Hani "kırkından sonra azanı teneşir paklar" diyorlar ya, bence o iş öyle değil. Kırkından sonra "önce ben, şimdi benim sıram" demeyi akıl edeni hemen durdurmak istiyor toplum. Ya diğerleri de sonsuz bir ezberin içinde yitip gittiklerine uyanır, kendi arzularının, isteklerinin peşine düşerse diye, başın hemen, oracıkta ezmek istiyor. Kim o toplum? Onlar işte; elalem.
Eski bir Hint geleneğinde elli yaşına gelen adama sorarlarmış. Daha doğrusu bir tören yapıp önüne üç seçenek bırakılırmış.

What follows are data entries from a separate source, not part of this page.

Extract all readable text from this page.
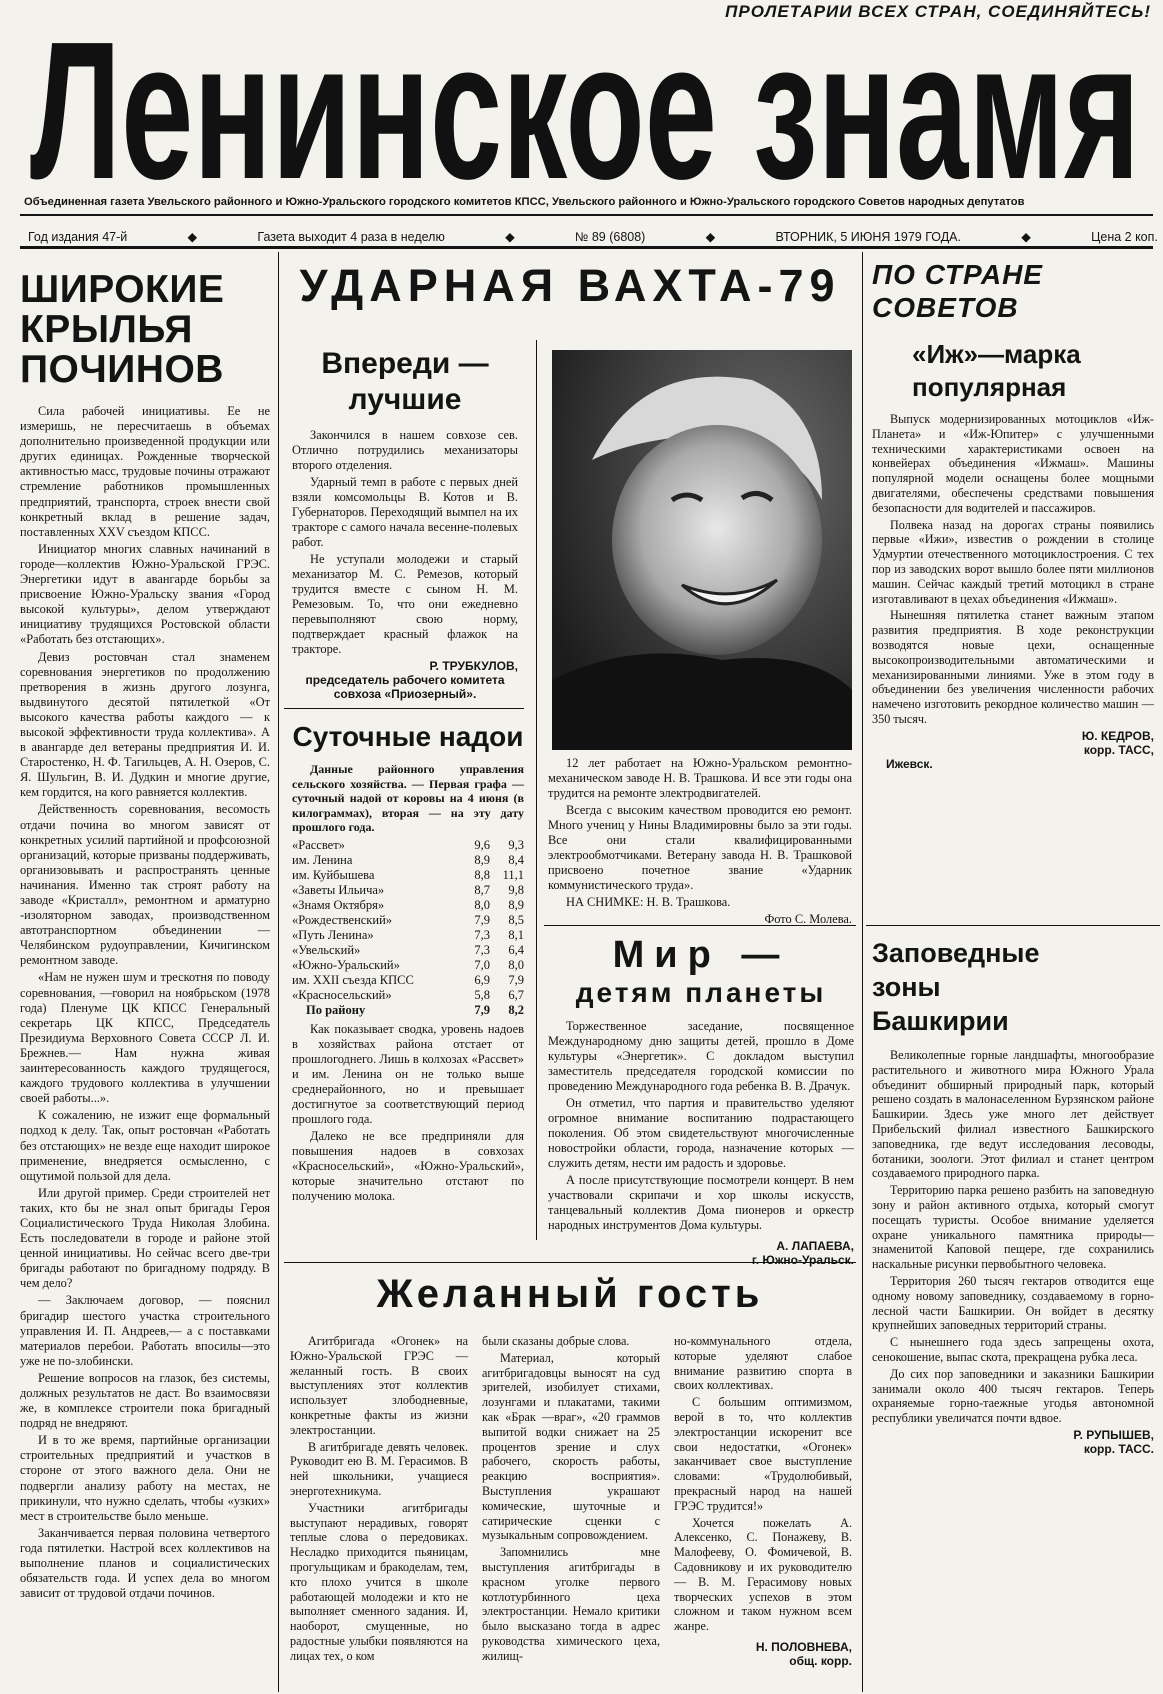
ПРОЛЕТАРИИ ВСЕХ СТРАН, СОЕДИНЯЙТЕСЬ!
Ленинское знамя
Объединенная газета Увельского районного и Южно-Уральского городского комитетов КПСС, Увельского районного и Южно-Уральского городского Советов народных депутатов
Год издания 47-й	◆	Газета выходит 4 раза в неделю	◆	№ 89 (6808)	◆	ВТОРНИК, 5 ИЮНЯ 1979 ГОДА.	◆	Цена 2 коп.
ШИРОКИЕ КРЫЛЬЯ ПОЧИНОВ

Сила рабочей инициативы. Ее не измеришь, не пересчитаешь в объемах дополнительно произведенной продукции или других единицах. Рожденные творческой активностью масс, трудовые почины отражают стремление работников промышленных предприятий, транспорта, строек внести свой конкретный вклад в решение задач, поставленных XXV съездом КПСС.

Инициатор многих славных начинаний в городе—коллектив Южно-Уральской ГРЭС. Энергетики идут в авангарде борьбы за присвоение Южно-Уральску звания «Город высокой культуры», делом утверждают инициативу трудящихся Ростовской области «Работать без отстающих».

Девиз ростовчан стал знаменем соревнования энергетиков по продолжению претворения в жизнь другого лозунга, выдвинутого десятой пятилеткой «От высокого качества работы каждого — к высокой эффективности труда коллектива». А в авангарде дел ветераны предприятия И. И. Старостенко, Н. Ф. Тагильцев, А. Н. Озеров, С. Я. Шульгин, В. И. Дудкин и многие другие, кем гордится, на кого равняется коллектив.

Действенность соревнования, весомость отдачи почина во многом зависят от конкретных усилий партийной и профсоюзной организаций, которые призваны поддерживать, организовывать и распространять ценные начинания. Именно так строят работу на заводе «Кристалл», ремонтном и арматурно -изоляторном заводах, производственном автотранспортном объединении — Челябинском рудоуправлении, Кичигинском ремонтном заводе.

«Нам не нужен шум и трескотня по поводу соревнования, —говорил на ноябрьском (1978 года) Пленуме ЦК КПСС Генеральный секретарь ЦК КПСС, Председатель Президиума Верховного Совета СССР Л. И. Брежнев.— Нам нужна живая заинтересованность каждого трудящегося, каждого трудового коллектива в улучшении своей работы...».

К сожалению, не изжит еще формальный подход к делу. Так, опыт ростовчан «Работать без отстающих» не везде еще находит широкое применение, внедряется осмысленно, с ощутимой пользой для дела.

Или другой пример. Среди строителей нет таких, кто бы не знал опыт бригады Героя Социалистического Труда Николая Злобина. Есть последователи в городе и районе этой ценной инициативы. Но сейчас всего две-три бригады работают по бригадному подряду. В чем дело?

— Заключаем договор, — пояснил бригадир шестого участка строительного управления И. П. Андреев,— а с поставками материалов перебои. Работать впосилы—это уже не по-злобински.

Решение вопросов на глазок, без системы, должных результатов не даст. Во взаимосвязи же, в комплексе строители пока бригадный подряд не внедряют.

И в то же время, партийные организации строительных предприятий и участков в стороне от этого важного дела. Они не подвергли анализу работу на местах, не прикинули, что нужно сделать, чтобы «узких» мест в строительстве было меньше.

Заканчивается первая половина четвертого года пятилетки. Настрой всех коллективов на выполнение планов и социалистических обязательств года. И успех дела во многом зависит от трудовой отдачи починов.

УДАРНАЯ ВАХТА-79
Впереди — лучшие

Закончился в нашем совхозе сев. Отлично потрудились механизаторы второго отделения.

Ударный темп в работе с первых дней взяли комсомольцы В. Котов и В. Губернаторов. Переходящий вымпел на их тракторе с самого начала весенне-полевых работ.

Не уступали молодежи и старый механизатор М. С. Ремезов, который трудится вместе с сыном Н. М. Ремезовым. То, что они ежедневно перевыполняют свою норму, подтверждает красный флажок на тракторе.

Р. ТРУБКУЛОВ,
председатель рабочего комитета совхоза «Приозерный».
Суточные надои
Данные районного управления сельского хозяйства. — Первая графа —суточный надой от коровы на 4 июня (в килограммах), вторая — на эту дату прошлого года.
«Рассвет»	9,6	9,3
им. Ленина	8,9	8,4
им. Куйбышева	8,8	11,1
«Заветы Ильича»	8,7	9,8
«Знамя Октября»	8,0	8,9
«Рождественский»	7,9	8,5
«Путь Ленина»	7,3	8,1
«Увельский»	7,3	6,4
«Южно-Уральский»	7,0	8,0
им. XXII съезда КПСС	6,9	7,9
«Красносельский»	5,8	6,7
По району	7,9	8,2

Как показывает сводка, уровень надоев в хозяйствах района отстает от прошлогоднего. Лишь в колхозах «Рассвет» и им. Ленина он не только выше среднерайонного, но и превышает достигнутое за соответствующий период прошлого года.

Далеко не все предприняли для повышения надоев в совхозах «Красносельский», «Южно-Уральский», которые значительно отстают по получению молока.

12 лет работает на Южно-Уральском ремонтно-механическом заводе Н. В. Трашкова. И все эти годы она трудится на ремонте электродвигателей.

Всегда с высоким качеством проводится ею ремонт. Много учениц у Нины Владимировны было за эти годы. Все они стали квалифицированными электрообмотчиками. Ветерану завода Н. В. Трашковой присвоено почетное звание «Ударник коммунистического труда».

НА СНИМКЕ: Н. В. Трашкова.

Фото С. Молева.
Мир —
детям планеты

Торжественное заседание, посвященное Международному дню защиты детей, прошло в Доме культуры «Энергетик». С докладом выступил заместитель председателя городской комиссии по проведению Международного года ребенка В. В. Драчук.

Он отметил, что партия и правительство уделяют огромное внимание воспитанию подрастающего поколения. Об этом свидетельствуют многочисленные новостройки области, города, назначение которых — служить детям, нести им радость и здоровье.

А после присутствующие посмотрели концерт. В нем участвовали скрипачи и хор школы искусств, танцевальный коллектив Дома пионеров и оркестр народных инструментов Дома культуры.

А. ЛАПАЕВА,
г. Южно-Уральск.
Желанный гость

Агитбригада «Огонек» на Южно-Уральской ГРЭС — желанный гость. В своих выступлениях этот коллектив использует злободневные, конкретные факты из жизни электростанции.

В агитбригаде девять человек. Руководит ею В. М. Герасимов. В ней школьники, учащиеся энерготехникума.

Участники агитбригады выступают нерадивых, говорят теплые слова о передовиках. Несладко приходится пьяницам, прогульщикам и бракоделам, тем, кто плохо учится в школе работающей молодежи и кто не выполняет сменного задания. И, наоборот, смущенные, но радостные улыбки появляются на лицах тех, о ком

были сказаны добрые слова.

Материал, который агитбригадовцы выносят на суд зрителей, изобилует стихами, лозунгами и плакатами, такими как «Брак —враг», «20 граммов выпитой водки снижает на 25 процентов зрение и слух рабочего, скорость работы, реакцию восприятия». Выступления украшают комические, шуточные и сатирические сценки с музыкальным сопровождением.

Запомнились мне выступления агитбригады в красном уголке первого котлотурбинного цеха электростанции. Немало критики было высказано тогда в адрес руководства химического цеха, жилищ-

но-коммунального отдела, которые уделяют слабое внимание развитию спорта в своих коллективах.

С большим оптимизмом, верой в то, что коллектив электростанции искоренит все свои недостатки, «Огонек» заканчивает свое выступление словами: «Трудолюбивый, прекрасный народ на нашей ГРЭС трудится!»

Хочется пожелать А. Алексенко, С. Понажеву, В. Малофееву, О. Фомичевой, В. Садовникову и их руководителю — В. М. Герасимову новых творческих успехов в этом сложном и таком нужном всем жанре.

Н. ПОЛОВНЕВА,
общ. корр.
ПО СТРАНЕ
СОВЕТОВ
«Иж»—марка популярная

Выпуск модернизированных мотоциклов «Иж-Планета» и «Иж-Юпитер» с улучшенными техническими характеристиками освоен на конвейерах объединения «Ижмаш». Машины популярной модели оснащены более мощными двигателями, обеспечены средствами повышения безопасности для водителей и пассажиров.

Полвека назад на дорогах страны появились первые «Ижи», известив о рождении в столице Удмуртии отечественного мотоциклостроения. С тех пор из заводских ворот вышло более пяти миллионов машин. Сейчас каждый третий мотоцикл в стране изготавливают в цехах объединения «Ижмаш».

Нынешняя пятилетка станет важным этапом развития предприятия. В ходе реконструкции возводятся новые цехи, оснащенные высокопроизводительными автоматическими и механизированными линиями. Уже в этом году в объединении без увеличения численности рабочих намечено изготовить рекордное количество машин —350 тысяч.

Ю. КЕДРОВ,
корр. ТАСС,
Ижевск.
Заповедные зоны Башкирии

Великолепные горные ландшафты, многообразие растительного и животного мира Южного Урала объединит обширный природный парк, который решено создать в малонаселенном Бурзянском районе Башкирии. Здесь уже много лет действует Прибельский филиал известного Башкирского заповедника, где ведут исследования лесоводы, ботаники, зоологи. Этот филиал и станет центром создаваемого природного парка.

Территорию парка решено разбить на заповедную зону и район активного отдыха, который смогут посещать туристы. Особое внимание уделяется охране уникального памятника природы— знаменитой Каповой пещере, где сохранились наскальные рисунки первобытного человека.

Территория 260 тысяч гектаров отводится еще одному новому заповеднику, создаваемому в горно-лесной части Башкирии. Он войдет в десятку крупнейших заповедных территорий страны.

С нынешнего года здесь запрещены охота, сенокошение, выпас скота, прекращена рубка леса.

До сих пор заповедники и заказники Башкирии занимали около 400 тысяч гектаров. Теперь охраняемые горно-таежные угодья автономной республики увеличатся почти вдвое.

Р. РУПЫШЕВ,
корр. ТАСС.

Var olan durumun içinde kalabilirsin. Evli, çocuklu, torunlu vesaire.
Ormana gidip şu kadar gün kalıp dönebilir ve yeni bir eş alabilirsin.
Ormandan dönmeyip, keşiş/derviş/yolcu olarak kalan ömrünü tamamlayabilirsin.
Bir yandan nefis, ama öte yandan aynı geleneğin kadını ölen kocasıyla yakmak istemesi ve benzer hakları kadına tanımaması var. Neden? Neden kadın şeytan? Çünkü kadın soru sorar, zihin bulandırır, çözüm ister, geçiştirildiğini hemen anlar! vesaire vesaire.
Şu "after you" meselesine gelirsek, bence milyonlarca hayat böyle yaşanıyor. Hep birilerinin önceliği var. Ve bu hesapta ciddi bir yanlış olduğuna kırkından önce aymak çok nadir rastlanan bir durum.
Kendini seçmek, kendi arzularının izini sürmek, beni ne mutlu eder sorusunu tüm samimiyetinle sormak kolay değil. Hiç değil.
Elif'le uzun zamandan sonra kahve içtik. Anlattıklarını can kulağıyla dinledim. Eşi de arkadaşım olduğundan aileyi çok iyi tanıyorum. Birlikte verdikleri mücadeleyi ve şu an elde ettikleri her şeyi hakkıyla kazandıklarını biliyorum. Velhasıl şu "after you" meselesini gayet iyi yönettiklerini görmek beni inanılmaz sevindiriyor. Bunu bir çift olarak başarıyor olmaları nefis! Birey olmaktan zerre kadar ödün vermeden, iki kişi el ele tutuşup kendilerine sahip çıkabiliyorlar. Aslında üç kişiye; ben, sen ve biz.
Bu bana ilham verdi:) ben de yapabilirim dedim. Ellerimi birbirine kenetler ve yürüyemeye başlarım! Slogan da besbelli "after me!"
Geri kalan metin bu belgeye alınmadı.